Opponents to the move see it as a blow to rank and file workers, who often receive less cash and more stock options, which can make their jobs more lucrative while creating a potential expense for the company when it has to buy back options to keep the stock from becoming diluted.
"The proposal related by FASB today might as well be renamed the Jobs Export Act of 2004," John Doerr, general partner at Kleiner Perkins Caufield & Byers, a prominent Silicon Valley venture-capital firm, told the Journal. "FASB is charting a course that will hurt rank-and-file workers, give other countries a competitive edge and move jobs overseas in cutting edge industries."
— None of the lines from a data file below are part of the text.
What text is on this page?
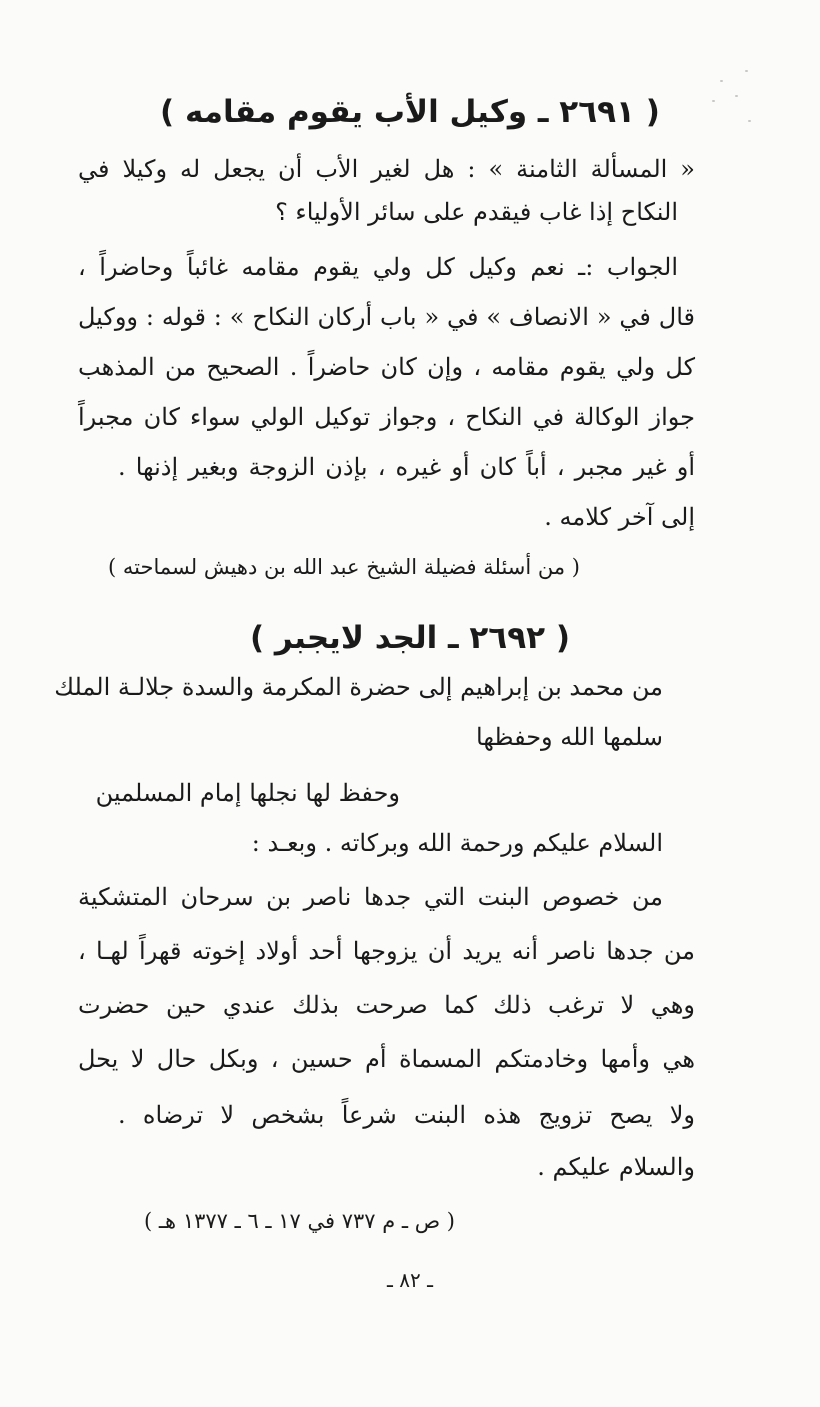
( ٢٦٩١ ـ وكيل الأب يقوم مقامه )
« المسألة الثامنة » : هل لغير الأب أن يجعل له وكيلا في
النكاح إذا غاب فيقدم على سائر الأولياء ؟
الجواب :ـ نعم وكيل كل ولي يقوم مقامه غائباً وحاضراً ،
قال في « الانصاف » في « باب أركان النكاح » : قوله : ووكيل
كل ولي يقوم مقامه ، وإن كان حاضراً . الصحيح من المذهب
جواز الوكالة في النكاح ، وجواز توكيل الولي سواء كان مجبراً
أو غير مجبر ، أباً كان أو غيره ، بإذن الزوجة وبغير إذنها .
إلى آخر كلامه .
( من أسئلة فضيلة الشيخ عبد الله بن دهيش لسماحته )
( ٢٦٩٢ ـ الجد لايجبر )
من محمد بن إبراهيم إلى حضرة المكرمة والسدة جلالـة الملك
سلمها الله وحفظها
وحفظ لها نجلها إمام المسلمين
السلام عليكم ورحمة الله وبركاته . وبعـد :
من خصوص البنت التي جدها ناصر بن سرحان المتشكية
من جدها ناصر أنه يريد أن يزوجها أحد أولاد إخوته قهراً لهـا ،
وهي لا ترغب ذلك كما صرحت بذلك عندي حين حضرت
هي وأمها وخادمتكم المسماة أم حسين ، وبكل حال لا يحل
ولا يصح تزويج هذه البنت شرعاً بشخص لا ترضاه .
والسلام عليكم .
( ص ـ م ٧٣٧ في ١٧ ـ ٦ ـ ١٣٧٧ هـ )
ـ ٨٢ ـ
Despite several bills pending on the issue in Congress, none is likely to derail the FASB’s proposal since it would fall to the Senate Banking Committee to act on the matter. Its chairman, Sen. Richard Shelby (R-AL), has said he would stop any attempt to override FASB’s proposed rule, his spokesman told the Journal.
The Journal reported that by using Standard & Poor's, earnings for companies within the S&P 500-stock index would have been 10.6% lower in 2003, 19.2% lower in 2002 and 21.5% lower in 2001 if all the component companies had treated options as an expense.
Analysts predict the rule change would have a far-reaching affect on how companies use options, how many they issue and how they value them, the Journal reported.